Разумеется, Григорий Васильевич не просто сунул царевичу и охране по грузику на ремешке, а потребовал выучить основные приемы боя против оружного врага, потренироваться, поставить удар. Да плюс велел пошить снаряжение, да плюс закон Божий заставил повторить, дабы в беседах с мирянами не позорились, да еще какие-то хлопоты нашлись… И потому в дорогу путники выступили только в августе, а в Толвую добрались и вовсе в сентябре.

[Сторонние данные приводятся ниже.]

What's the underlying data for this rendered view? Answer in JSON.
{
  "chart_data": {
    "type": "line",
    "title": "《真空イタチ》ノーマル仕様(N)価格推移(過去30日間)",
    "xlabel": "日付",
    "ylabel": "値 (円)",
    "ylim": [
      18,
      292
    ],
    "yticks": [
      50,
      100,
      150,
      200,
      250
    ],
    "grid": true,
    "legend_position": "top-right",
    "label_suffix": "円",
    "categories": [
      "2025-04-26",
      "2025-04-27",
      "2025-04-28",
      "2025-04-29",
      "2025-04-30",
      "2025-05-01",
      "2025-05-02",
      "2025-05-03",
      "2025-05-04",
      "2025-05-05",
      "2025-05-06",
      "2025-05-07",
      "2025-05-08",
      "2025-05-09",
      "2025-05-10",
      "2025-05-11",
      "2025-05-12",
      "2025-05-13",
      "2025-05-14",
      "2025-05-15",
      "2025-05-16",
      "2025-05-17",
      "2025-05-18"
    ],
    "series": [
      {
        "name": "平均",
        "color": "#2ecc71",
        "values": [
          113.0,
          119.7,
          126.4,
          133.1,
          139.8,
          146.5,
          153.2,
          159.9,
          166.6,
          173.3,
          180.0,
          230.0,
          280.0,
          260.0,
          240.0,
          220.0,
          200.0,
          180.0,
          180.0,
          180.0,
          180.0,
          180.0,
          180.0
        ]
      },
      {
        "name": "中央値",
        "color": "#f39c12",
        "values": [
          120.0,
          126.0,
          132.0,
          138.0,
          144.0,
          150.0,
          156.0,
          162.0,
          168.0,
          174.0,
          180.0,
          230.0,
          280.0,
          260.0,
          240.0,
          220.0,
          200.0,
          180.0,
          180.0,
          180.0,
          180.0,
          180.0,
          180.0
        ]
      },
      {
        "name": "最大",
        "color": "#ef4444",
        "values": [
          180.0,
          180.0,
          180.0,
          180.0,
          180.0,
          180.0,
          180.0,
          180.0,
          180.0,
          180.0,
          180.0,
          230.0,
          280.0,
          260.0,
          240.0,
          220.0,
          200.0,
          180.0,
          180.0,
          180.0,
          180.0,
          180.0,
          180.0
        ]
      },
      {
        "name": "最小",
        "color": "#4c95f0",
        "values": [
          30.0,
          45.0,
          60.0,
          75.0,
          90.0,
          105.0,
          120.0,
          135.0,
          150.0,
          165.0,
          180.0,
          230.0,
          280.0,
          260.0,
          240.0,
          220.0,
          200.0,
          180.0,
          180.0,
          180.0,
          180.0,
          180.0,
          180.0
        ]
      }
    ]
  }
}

Инокиня Марфа встретила царевича на удивление спокойно. Поднялась навстречу вошедшему в келью пареньку, окинула взглядом, после чего вручила ему шкатулку с драгоценным свитком и оставила на полдня изучать записи, сверяя внесенные десять лет назад в «обыск» приметы с собственным телом.
Дмитрий Иванович вышел только к ужину и согласно кивнул смиренно ожидающей его ответа женщине:
– Да, я верю. Это обо мне. Не понимаю токмо, зачем все было делать так сложно, запутанно?
– Предыдущий государь полагал постричь тебя в монахи и тем самым лишить права на трон, – спокойно ответила Марфа. – Дабы он сего не сотворил, твоя матушка и родные дядьки назвали тебя мертвым и приняли постриг, как наказание за твою гибель. Зато тебя никто не искал, и теперь ты жив, ты возмужал, и права на царский венец остаются за тобой.